The United Nations has tried, not too persuasively, to argue that rapid
global ageing is a cause for celebration notwithstanding the challenges to be
met. Its Population Fund (UNFPA) prefers to see a silver lining of rising life
expectancy in the dark demographic cloud - one in nine people in the world is
60 or older, a ratio to rise to one in five by 2050. Developing world
populations are growing old more quickly than those elsewhere.
Singapore, certainly, must take
the problem more seriously than all of its neighbours in South-east Asia. With
15.5 per cent of its population above 60 this year, a proportion projected to
rise to 37.8 per cent by 2050, it is the most acute case. Only Thailand comes close,
behind by about 2 per cent currently. Those above 60 form a bigger population
segment in Japan, Hong Kong and South Korea, with all growing old at a
comparable speed. Other developed countries - the United States, Canada,
Australia, New Zealand and almost all European nations - have an even bigger
proportion of seniors than Singapore does.

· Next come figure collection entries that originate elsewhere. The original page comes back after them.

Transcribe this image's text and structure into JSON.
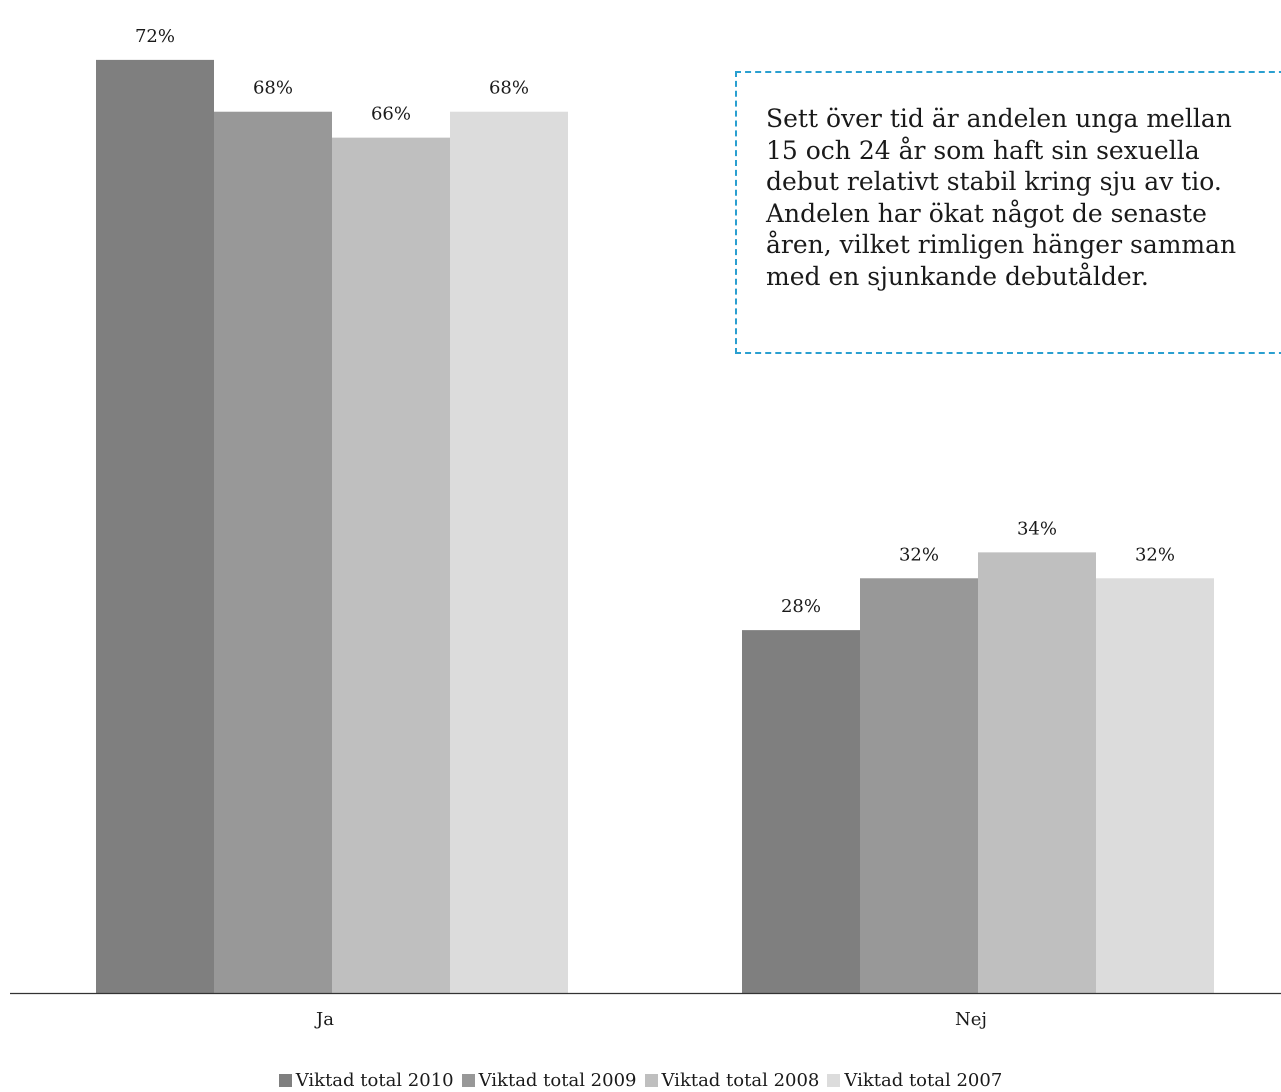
{
  "chart_data": {
    "type": "bar",
    "categories": [
      "Ja",
      "Nej"
    ],
    "series": [
      {
        "name": "Viktad total 2010",
        "color": "#7f7f7f",
        "values": [
          72,
          28
        ],
        "labels": [
          "72%",
          "28%"
        ]
      },
      {
        "name": "Viktad total 2009",
        "color": "#989898",
        "values": [
          68,
          32
        ],
        "labels": [
          "68%",
          "32%"
        ]
      },
      {
        "name": "Viktad total 2008",
        "color": "#bfbfbf",
        "values": [
          66,
          34
        ],
        "labels": [
          "66%",
          "34%"
        ]
      },
      {
        "name": "Viktad total 2007",
        "color": "#dcdcdc",
        "values": [
          68,
          32
        ],
        "labels": [
          "68%",
          "32%"
        ]
      }
    ],
    "ylim": [
      0,
      74.7
    ],
    "unit": "%",
    "grid": false,
    "legend": "bottom"
  },
  "annotation": {
    "text": "Sett över tid är andelen unga mellan\n15 och 24 år som haft sin sexuella\ndebut relativt stabil kring sju av tio.\nAndelen har ökat något de senaste\nåren, vilket rimligen hänger samman\nmed en sjunkande debutålder.",
    "border_color": "#2a9fd0"
  }
}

This offers Singapore a chance to
learn from the experiences of such developed nations. UNFPA has summarised
necessary, if obvious, lessons: Prepare government, civil society, private
sector, communities and families for the inevitability of population ageing by
enhancing understanding, strengthening capacity, and implementing essential
social, economic and political reforms. In practice, Singapore copes in its own
way. It is trying to offset the declining ratio of workers to retirees with a
holistic combination of policy options - use foreign labour, enhance fertility,
raise productivity, encourage women and seniors to continue working, and so on.
UNFPA is realistic in assessing
that some of these steps "are not likely to compensate for population
ageing". The disappointing response to Baby Bonus incentives suggests that
"the scope for increasing fertility is also only limited", as it
noted. Immigration measures that succeed in attracting foreign talent have led
to unhappiness over overcrowding, higher prices, and social integration issues.

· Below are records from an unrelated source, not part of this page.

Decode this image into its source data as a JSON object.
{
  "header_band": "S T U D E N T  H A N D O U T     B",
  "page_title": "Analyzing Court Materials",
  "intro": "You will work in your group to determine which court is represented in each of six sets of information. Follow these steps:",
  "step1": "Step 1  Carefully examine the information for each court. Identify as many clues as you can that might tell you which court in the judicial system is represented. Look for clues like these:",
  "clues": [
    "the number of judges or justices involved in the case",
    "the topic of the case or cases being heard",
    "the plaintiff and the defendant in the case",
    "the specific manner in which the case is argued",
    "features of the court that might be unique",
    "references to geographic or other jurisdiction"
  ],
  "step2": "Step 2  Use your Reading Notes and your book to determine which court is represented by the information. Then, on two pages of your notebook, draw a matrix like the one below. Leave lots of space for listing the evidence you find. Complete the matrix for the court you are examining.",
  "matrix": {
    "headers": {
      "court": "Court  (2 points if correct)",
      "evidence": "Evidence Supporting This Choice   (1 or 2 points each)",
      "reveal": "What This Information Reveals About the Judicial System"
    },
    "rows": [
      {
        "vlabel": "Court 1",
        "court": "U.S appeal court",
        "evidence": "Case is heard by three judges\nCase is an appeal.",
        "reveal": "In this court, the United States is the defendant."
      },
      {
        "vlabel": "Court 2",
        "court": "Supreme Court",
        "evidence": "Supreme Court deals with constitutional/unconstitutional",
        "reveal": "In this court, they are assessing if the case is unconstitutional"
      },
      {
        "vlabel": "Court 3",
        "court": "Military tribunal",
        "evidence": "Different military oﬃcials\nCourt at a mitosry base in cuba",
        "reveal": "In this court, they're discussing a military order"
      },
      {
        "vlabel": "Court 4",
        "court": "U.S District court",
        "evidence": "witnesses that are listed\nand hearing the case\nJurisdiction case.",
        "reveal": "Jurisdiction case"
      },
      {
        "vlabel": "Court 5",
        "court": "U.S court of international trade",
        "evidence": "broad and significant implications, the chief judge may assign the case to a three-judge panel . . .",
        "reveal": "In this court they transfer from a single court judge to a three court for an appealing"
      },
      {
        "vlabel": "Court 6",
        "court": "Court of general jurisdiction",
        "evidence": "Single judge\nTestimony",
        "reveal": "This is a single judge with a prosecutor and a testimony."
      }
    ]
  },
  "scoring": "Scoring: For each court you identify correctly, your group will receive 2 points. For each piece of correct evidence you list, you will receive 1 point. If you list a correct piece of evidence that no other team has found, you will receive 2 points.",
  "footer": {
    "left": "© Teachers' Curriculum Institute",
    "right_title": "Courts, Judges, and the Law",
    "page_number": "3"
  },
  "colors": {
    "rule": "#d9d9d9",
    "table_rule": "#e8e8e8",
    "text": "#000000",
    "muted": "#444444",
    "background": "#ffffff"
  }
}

Yet, unlike Japan, which has the
world's oldest population, Singapore has not refrained from tapping immigrants
to make up the labour shortfall. Japan seems unlikely to change mindsets to
embrace diversity that immigration brings, and abandon exclusionary notions of
ethnic homogeneity - at least not by 2050, when it will have lost a third of
its 127 million population.
Tough choices await Japan,
Singapore and other countries. If a silver glimmer is to appear as the world
swiftly ages, a change in public attitudes will be critical.